Whether a Kentucky divorce is amicable or not, one needs to make sure that the effects of the divorce do not destroy his or her ability to retire at some point. These considerations are even more important when there is a “gray divorce.” One can tell from the name alone what issues are invoked by this type of divorce.
Unlike divorce in one’s younger years, when custody and child support are at issue, the concerns in a gray divorce will be strictly financial. The primary worry is about how it will affect retirement. Having enough money to stop working at some point is a goal of nearly everyone who passes the age of 50, and divorce will definitely impact whether it is possible. In addition, an individual needs to be concerned with his or her immediate financial future and whether any changes to his or her lifestyle will be necessary.
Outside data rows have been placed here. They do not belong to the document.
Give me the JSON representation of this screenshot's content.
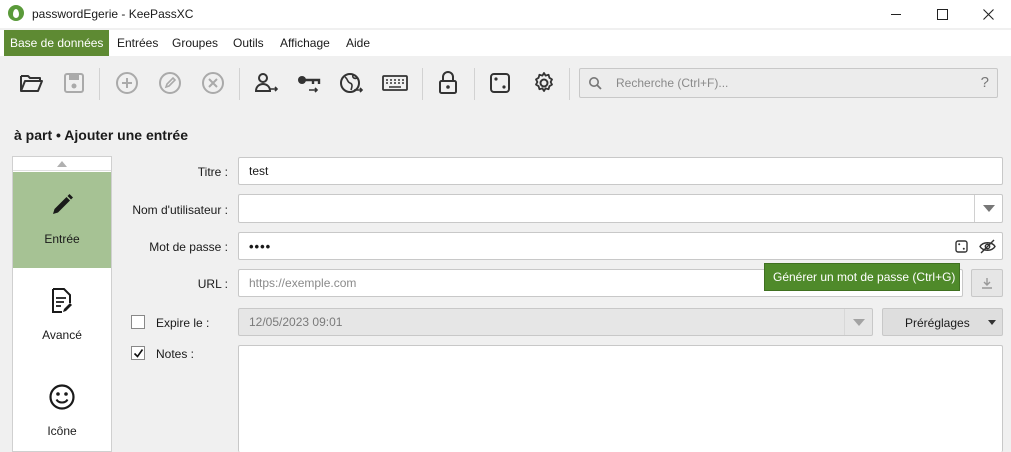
{
  "window": {
    "title": "passwordEgerie - KeePassXC"
  },
  "menu": [
    {
      "label": "Base de données",
      "active": true
    },
    {
      "label": "Entrées"
    },
    {
      "label": "Groupes"
    },
    {
      "label": "Outils"
    },
    {
      "label": "Affichage"
    },
    {
      "label": "Aide"
    }
  ],
  "toolbar": {
    "icons": [
      "open-database-icon",
      "save-database-icon",
      "add-entry-icon",
      "edit-entry-icon",
      "delete-entry-icon",
      "copy-username-icon",
      "copy-password-icon",
      "copy-url-icon",
      "autotype-icon",
      "lock-database-icon",
      "password-generator-icon",
      "settings-icon"
    ],
    "search_placeholder": "Recherche (Ctrl+F)...",
    "search_help": "?"
  },
  "page": {
    "title": "à part • Ajouter une entrée"
  },
  "sidebar": {
    "items": [
      {
        "label": "Entrée",
        "icon": "pencil-icon",
        "selected": true
      },
      {
        "label": "Avancé",
        "icon": "document-edit-icon"
      },
      {
        "label": "Icône",
        "icon": "smiley-icon"
      }
    ]
  },
  "form": {
    "title_label": "Titre :",
    "title_value": "test",
    "username_label": "Nom d'utilisateur :",
    "username_value": "",
    "password_label": "Mot de passe :",
    "password_value": "••••",
    "url_label": "URL :",
    "url_placeholder": "https://exemple.com",
    "expire_label": "Expire le :",
    "expire_checked": false,
    "expire_value": "12/05/2023 09:01",
    "presets_label": "Préréglages",
    "notes_label": "Notes :",
    "notes_checked": true,
    "notes_value": ""
  },
  "tooltip": {
    "text": "Générer un mot de passe (Ctrl+G)"
  },
  "colors": {
    "accent": "#5e8a33",
    "selected": "#a6c294",
    "tooltip": "#4f8a2a"
  }
}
It is important to prepare extensively before beginning the process of a gray divorce. One should think of knowledge as power and take steps to learn everything that he or she can about his or her marital property and the assets that the other spouse may or may not report. If there is the possibility of the hiding of assets or taking money out of the marital estate, a person should take immediate action by either placing a freeze on the assets or filing for legal separation early in the process.
Consulting with a family law attorney very early in the process is another way to effectively plan for a gray divorce. A lawyer might help his or her clients put together a strategy for how to approach the asset division that could keep their financial goals intact. If there is no agreement to be had with the other spouse, an attorney may litigate the case by seeking the best possible distribution of the marital estate.